I see my doc in 2.5 weeks to for my second follow up and to start physical therapy. Supposedly, I will be in two shoes after that, but we’ll see. I could use some words of encouragement, especially those with a similar treatment plan.


July 21st Rupture

July 24 FHL Transfer Surgery & Partial Cast

August 6 Cast & Stitches Removal

August 29 New Boot

(September 10 Boot Removal & PT Schedule).

4 responses so far

4 Responses to “I’m joining the ATR club”

  1. seaweedon 22 Aug 2013 at 7:51 am 1

    Welcome to the club hashish! I’m going the non-op route so it was interesting to read of the consequence of the tendon transfer surgery. I have not tried the other two boots you mention but find the Vacocast quite comfortable. Odd that the pain is while sitting, are you dorsiflexing to stretch and that is what might be causing the pain? Hope all goes well over the next few weeks, I also get out of the boot in early Sept and am looking forward to it!

  2. sallycolellaon 22 Aug 2013 at 11:47 am 2

    Welcome to the blog. I ruptured Aug 6 and had surgery Aug 8 - just the traditional surgery. I was actually in a splint post surgery - I stiff board down the back of my leg and under my foot wrapped with gauze and tape and moved to a boot with a huge wedge that makes my toe point down two days ago. I find the boot very clumsy but it is tight - it is a “bubble boot” and I can pump it up with air to keep my ankle and foot supported - I am not having any pain and I wonder if that is expected. Sorry I can’t share exact experience but I am re-adjusting to life at a much slower pace! Hang in there.
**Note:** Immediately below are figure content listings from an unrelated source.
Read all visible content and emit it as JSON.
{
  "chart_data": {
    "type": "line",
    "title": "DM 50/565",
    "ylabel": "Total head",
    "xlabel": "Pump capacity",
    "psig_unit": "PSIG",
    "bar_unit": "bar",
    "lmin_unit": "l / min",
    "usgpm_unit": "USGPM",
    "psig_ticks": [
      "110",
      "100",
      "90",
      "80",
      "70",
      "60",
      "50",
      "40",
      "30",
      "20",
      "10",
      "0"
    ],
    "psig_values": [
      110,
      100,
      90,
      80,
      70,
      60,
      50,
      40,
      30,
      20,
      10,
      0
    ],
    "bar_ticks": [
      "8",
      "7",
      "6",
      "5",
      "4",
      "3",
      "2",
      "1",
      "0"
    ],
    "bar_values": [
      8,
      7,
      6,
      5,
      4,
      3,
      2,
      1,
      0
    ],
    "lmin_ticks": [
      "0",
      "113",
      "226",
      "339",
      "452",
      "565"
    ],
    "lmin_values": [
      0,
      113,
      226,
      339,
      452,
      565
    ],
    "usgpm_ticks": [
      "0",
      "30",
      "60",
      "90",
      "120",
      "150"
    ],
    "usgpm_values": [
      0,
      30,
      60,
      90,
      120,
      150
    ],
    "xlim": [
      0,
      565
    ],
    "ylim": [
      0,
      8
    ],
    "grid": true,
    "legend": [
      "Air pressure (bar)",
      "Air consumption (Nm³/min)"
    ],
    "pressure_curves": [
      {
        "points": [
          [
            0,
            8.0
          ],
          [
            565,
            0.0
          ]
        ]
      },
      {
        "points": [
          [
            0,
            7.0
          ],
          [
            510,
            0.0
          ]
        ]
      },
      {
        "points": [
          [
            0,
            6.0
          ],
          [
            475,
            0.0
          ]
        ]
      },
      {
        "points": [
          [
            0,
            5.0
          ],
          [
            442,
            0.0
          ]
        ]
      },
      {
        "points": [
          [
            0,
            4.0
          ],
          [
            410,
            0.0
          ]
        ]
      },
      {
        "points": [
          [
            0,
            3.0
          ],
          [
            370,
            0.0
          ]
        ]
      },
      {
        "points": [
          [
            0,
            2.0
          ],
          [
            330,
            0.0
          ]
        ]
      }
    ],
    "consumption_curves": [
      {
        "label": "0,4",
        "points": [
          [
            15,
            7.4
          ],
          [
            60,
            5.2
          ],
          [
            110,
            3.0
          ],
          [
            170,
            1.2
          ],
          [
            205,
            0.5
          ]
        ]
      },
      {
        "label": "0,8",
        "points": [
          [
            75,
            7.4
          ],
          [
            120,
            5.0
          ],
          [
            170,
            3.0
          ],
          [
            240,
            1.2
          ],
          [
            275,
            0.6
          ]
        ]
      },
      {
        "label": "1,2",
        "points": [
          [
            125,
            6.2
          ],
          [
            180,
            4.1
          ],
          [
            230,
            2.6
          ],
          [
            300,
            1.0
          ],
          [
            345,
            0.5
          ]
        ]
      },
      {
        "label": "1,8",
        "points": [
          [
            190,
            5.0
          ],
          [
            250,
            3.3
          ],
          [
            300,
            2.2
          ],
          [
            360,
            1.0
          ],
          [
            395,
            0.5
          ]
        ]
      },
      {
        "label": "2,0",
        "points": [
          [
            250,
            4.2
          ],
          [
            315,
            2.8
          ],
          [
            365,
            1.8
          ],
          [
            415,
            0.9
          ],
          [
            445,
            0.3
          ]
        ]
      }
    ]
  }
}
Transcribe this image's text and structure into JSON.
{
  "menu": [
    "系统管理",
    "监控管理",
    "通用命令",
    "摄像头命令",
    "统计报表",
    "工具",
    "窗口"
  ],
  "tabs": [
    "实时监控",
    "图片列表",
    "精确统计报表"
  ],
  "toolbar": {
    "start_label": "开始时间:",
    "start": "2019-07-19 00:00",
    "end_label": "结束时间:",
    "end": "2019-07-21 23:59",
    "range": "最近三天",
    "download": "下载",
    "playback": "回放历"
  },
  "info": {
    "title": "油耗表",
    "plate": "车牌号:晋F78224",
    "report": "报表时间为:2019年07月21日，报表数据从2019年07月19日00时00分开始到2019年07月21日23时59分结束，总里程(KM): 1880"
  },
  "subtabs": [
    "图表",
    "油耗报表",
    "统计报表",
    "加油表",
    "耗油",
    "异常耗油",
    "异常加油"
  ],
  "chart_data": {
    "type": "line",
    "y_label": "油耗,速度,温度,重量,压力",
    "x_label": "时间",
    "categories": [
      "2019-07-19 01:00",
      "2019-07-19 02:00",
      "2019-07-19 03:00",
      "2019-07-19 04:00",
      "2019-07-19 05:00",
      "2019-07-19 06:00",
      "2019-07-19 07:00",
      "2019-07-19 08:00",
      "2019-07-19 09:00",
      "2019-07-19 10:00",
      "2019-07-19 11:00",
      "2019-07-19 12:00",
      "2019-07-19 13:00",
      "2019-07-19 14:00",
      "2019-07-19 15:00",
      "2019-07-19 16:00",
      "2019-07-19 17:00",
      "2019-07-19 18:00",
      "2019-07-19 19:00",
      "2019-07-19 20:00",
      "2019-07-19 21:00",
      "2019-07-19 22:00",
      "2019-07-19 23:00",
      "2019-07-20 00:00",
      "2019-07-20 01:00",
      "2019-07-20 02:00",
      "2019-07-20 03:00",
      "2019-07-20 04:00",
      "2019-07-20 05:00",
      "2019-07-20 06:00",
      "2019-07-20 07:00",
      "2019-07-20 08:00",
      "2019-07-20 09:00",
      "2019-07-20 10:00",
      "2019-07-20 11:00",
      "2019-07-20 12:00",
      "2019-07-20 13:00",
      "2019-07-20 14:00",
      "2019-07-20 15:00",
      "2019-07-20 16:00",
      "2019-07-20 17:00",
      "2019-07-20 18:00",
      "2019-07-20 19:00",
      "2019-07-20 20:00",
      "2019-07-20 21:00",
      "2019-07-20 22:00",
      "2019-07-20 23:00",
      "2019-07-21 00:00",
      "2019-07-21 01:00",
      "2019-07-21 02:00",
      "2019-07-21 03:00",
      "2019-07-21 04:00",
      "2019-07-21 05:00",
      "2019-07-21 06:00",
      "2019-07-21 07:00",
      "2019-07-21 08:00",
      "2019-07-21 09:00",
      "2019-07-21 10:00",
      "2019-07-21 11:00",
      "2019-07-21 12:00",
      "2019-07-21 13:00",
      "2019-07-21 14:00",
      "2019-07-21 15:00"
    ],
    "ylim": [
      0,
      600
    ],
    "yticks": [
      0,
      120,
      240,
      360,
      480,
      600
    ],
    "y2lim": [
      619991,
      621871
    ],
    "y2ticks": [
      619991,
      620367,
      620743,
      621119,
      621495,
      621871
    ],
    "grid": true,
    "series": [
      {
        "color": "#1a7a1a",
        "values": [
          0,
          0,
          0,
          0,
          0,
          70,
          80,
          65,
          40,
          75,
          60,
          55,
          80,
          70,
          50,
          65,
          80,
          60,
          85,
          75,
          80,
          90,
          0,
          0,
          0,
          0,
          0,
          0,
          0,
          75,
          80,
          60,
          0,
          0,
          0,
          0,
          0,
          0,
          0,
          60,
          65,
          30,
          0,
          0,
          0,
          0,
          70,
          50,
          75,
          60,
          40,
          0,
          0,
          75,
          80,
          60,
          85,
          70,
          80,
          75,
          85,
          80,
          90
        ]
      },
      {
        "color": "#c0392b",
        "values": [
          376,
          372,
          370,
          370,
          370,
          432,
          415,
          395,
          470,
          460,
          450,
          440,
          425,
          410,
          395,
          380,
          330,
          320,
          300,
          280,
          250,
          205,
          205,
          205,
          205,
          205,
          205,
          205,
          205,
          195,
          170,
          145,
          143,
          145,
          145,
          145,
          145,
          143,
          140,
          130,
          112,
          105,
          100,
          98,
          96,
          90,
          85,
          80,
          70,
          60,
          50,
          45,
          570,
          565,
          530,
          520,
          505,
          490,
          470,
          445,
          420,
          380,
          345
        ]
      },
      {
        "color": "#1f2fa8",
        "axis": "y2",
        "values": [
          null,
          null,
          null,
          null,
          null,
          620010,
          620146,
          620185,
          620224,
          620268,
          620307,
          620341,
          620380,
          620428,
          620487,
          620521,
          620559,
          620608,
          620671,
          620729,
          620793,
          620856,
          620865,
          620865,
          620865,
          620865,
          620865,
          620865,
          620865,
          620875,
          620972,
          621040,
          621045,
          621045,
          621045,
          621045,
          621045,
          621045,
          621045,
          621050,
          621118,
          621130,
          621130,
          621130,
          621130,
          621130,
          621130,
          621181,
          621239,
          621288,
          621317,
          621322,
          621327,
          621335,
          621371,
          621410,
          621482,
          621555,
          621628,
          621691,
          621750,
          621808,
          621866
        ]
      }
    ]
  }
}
  3. hashishon 22 Aug 2013 at 4:02 pm 3

    Thanks seaweed and sally for the comments.

    So I am upset because everything happened so quickly and that I was never given my options. I thought at the time, that surgery was normal and didn’t know of non-op was a route. My father-in-law is a radiologist and he talked to my ortho and said that he came off as a smart doctor and knew what he was talking about. So I assume my gap was too large for a normal surgery.

    I am dorsiflexing but probably not enough. My doc told me to scrunch or curl my toes also, more so than dorsiflexion. I was told to not really stretch my achilles too long.
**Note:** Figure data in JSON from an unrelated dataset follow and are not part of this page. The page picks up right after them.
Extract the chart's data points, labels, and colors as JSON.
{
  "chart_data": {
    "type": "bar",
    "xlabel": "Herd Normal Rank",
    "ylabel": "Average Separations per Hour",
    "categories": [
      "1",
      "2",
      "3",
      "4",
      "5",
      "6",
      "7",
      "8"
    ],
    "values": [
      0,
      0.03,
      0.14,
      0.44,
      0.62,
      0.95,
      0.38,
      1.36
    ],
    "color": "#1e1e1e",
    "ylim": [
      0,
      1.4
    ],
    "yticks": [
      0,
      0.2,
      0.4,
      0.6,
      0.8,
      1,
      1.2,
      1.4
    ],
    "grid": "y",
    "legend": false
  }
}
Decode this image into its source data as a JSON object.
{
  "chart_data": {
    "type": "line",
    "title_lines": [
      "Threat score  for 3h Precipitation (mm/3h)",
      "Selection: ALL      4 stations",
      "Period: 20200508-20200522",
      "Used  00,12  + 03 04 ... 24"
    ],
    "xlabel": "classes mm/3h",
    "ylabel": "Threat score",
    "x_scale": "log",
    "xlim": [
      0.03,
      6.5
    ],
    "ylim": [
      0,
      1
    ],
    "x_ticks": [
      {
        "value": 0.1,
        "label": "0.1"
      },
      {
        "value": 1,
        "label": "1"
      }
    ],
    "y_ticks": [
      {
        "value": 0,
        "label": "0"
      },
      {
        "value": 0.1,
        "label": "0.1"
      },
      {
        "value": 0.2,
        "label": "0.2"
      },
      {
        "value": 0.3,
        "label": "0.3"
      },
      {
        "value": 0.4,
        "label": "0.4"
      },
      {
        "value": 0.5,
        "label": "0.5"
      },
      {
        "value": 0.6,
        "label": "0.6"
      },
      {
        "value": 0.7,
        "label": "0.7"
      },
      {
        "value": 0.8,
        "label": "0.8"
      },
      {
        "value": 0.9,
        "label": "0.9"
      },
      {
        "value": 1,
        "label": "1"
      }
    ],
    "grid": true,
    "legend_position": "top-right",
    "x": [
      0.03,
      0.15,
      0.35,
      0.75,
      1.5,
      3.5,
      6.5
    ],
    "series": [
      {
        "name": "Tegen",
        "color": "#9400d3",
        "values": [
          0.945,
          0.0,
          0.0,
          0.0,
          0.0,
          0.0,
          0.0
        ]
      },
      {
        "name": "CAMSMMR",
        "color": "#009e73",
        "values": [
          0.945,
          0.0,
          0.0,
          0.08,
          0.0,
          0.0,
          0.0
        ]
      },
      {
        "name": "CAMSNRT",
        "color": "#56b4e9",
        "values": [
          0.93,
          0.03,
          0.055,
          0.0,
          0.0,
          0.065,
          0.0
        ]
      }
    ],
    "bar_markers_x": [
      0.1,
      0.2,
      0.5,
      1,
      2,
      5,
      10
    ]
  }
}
    The hardest thing to adjusting to the boot if you are FWB is the sensitivity of your heel pad. Mine is feeling better today eventhough I just walked about 4-5 blocks with out my crutches.

    I had a partial cast after surgery, and my foot was at 90 degrees. Now that my boot fits better, i can walk around better and its not as clumsy.

  4. kellygirlon 22 Aug 2013 at 7:04 pm 4

    I guess at this point you just have to assume that you got the best treatment possible and move forward. If the gap is too large, surgery is the preferred option. (Maybe that’s why the tendon transfer.) In my limited experience, Dr.s in the U.S. lean hard toward surgery–I had to get a second opinion to find a Dr. willing to treat me non-op and even he said that most of his patients are surgical.

    I can sympathize with the insurance issues. I had a co-pay for my boot which was the same amount to buy the boot on-line. I’m not sure why they call that a co-pay. Anyway, I wish you a speedy recovery and hope that you can regain some strength in your big toe.